I can just see them asking the seller "who the f--- is this Persson guy anyway?" OTOH, if they have kids of a certain age, they know.
We are the 198 proof..
On the original case Lian Li a new series of Open Air we mentioned repeatedly. Their main advantage is the small size if possible, the use of standard components, including motherboards micro ATX format and even ATX. In November, the company has worked to improve the design of a new line of buildings, and then, finally, today officially announced the launch of new products in the series. http://www.devbattles.com/en/s...
Speaking of "location", Beverley Hills 90210?! The guy's obviously a sell-out that betrayed his geek roots.
I'd have expected him to move to Lebanon, Missouri. Or- at a push- Plymouth, Florida.
"Slashdot - News and Chat Sites Deviant". (Click "homepage" link above for details).
I think I made the points that
- we leave them alone to enjoy their earnings in peace, and.
- earning is a good thing, even if you are really, really good at earning.
The risk of arbitrarily deciding that you don't approve of my spending, or you want to take charge of my spending because you've established an arbitrary measure of how 'fast' you perceive my money is 'churning' is an affront to liberty. And you've condemned my choices of investment to non-existence.
You know it's not some finite pie, a slice of which I've hidden away selfishly.
Housing in the U.S has gained trillions in value this year, the pie just grew bigger.
Economic liberty trumps meddling, and any system that depends on violating liberty in order to exist is a false economy.
By the way, it gets worse...
I asked my son's self-described leftist high school teacher if he would be confiscating points from the lucky students with ability (whose averages were over 75) and redistributing those points to the unfortunates who needed those points to pass.
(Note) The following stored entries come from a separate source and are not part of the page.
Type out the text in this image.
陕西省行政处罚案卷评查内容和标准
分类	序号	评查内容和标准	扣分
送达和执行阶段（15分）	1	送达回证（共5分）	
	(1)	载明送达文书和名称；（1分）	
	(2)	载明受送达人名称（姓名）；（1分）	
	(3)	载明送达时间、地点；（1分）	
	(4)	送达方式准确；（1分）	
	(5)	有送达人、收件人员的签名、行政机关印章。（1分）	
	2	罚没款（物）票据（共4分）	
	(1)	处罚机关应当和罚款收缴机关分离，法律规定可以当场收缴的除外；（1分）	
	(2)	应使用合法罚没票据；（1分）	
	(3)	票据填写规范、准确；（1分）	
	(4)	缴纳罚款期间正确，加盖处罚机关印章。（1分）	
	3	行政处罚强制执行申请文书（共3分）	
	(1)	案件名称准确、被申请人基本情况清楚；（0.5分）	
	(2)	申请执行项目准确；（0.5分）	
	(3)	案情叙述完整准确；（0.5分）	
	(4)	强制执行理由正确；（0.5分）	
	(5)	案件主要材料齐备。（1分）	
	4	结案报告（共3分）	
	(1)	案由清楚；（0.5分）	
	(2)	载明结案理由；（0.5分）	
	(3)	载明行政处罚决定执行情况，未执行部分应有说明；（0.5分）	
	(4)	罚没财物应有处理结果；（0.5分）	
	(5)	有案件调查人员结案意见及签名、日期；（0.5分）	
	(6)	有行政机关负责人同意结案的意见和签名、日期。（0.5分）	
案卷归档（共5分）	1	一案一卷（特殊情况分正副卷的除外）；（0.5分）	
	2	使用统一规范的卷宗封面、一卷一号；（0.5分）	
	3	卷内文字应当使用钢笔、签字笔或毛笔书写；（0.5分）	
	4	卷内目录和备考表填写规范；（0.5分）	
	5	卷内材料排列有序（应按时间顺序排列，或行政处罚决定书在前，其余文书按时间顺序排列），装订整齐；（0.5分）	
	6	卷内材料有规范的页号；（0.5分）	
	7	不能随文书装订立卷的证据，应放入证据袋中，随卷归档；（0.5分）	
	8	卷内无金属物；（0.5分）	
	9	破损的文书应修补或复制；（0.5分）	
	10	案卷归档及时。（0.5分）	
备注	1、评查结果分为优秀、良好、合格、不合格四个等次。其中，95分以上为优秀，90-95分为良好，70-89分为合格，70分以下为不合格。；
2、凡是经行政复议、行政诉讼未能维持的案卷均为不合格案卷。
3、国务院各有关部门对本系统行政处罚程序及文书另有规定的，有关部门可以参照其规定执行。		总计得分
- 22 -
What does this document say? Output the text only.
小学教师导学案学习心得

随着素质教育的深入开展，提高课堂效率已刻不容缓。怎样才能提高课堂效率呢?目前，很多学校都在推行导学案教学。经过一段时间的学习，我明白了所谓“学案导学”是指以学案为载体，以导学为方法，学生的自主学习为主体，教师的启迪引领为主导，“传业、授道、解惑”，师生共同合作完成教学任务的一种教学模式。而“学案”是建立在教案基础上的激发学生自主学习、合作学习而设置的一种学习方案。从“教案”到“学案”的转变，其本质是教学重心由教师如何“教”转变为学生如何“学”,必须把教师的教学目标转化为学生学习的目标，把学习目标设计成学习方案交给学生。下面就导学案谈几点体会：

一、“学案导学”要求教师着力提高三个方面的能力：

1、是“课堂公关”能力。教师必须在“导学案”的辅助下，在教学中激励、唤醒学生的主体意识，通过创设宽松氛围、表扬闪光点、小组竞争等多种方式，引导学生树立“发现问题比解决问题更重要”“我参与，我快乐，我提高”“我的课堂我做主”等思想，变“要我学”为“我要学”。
Fairness would be everyone getting a 70. He seemed genuinely upset..
Pretending this is my office full of bitter coworkers..
I would think he should be upset, your analogy is terrible at describing reality is is really only beating home your worldview that wealth is earned and everyone deserves their lot in life. But this is way different than an economy. Classes don't have students that are guaranteed to get 100s because their parents had 100s, and neither do we want to teach in such a narrow way that only students who are doing well *will* do well so we try different approaches to teaching and offer outside help, as opposed to what your worldview suggests.
while(1) attack(People.Sandy);
*cont.. writing on a phone is hard. ...which is that we should pander to a minority and everyone else in the classroom will magically do better just by being around that minority.
I make a very good living (my family income is about 4x the average) because I work hard and am an engineer, but I hardly believe I am completely entitled to it.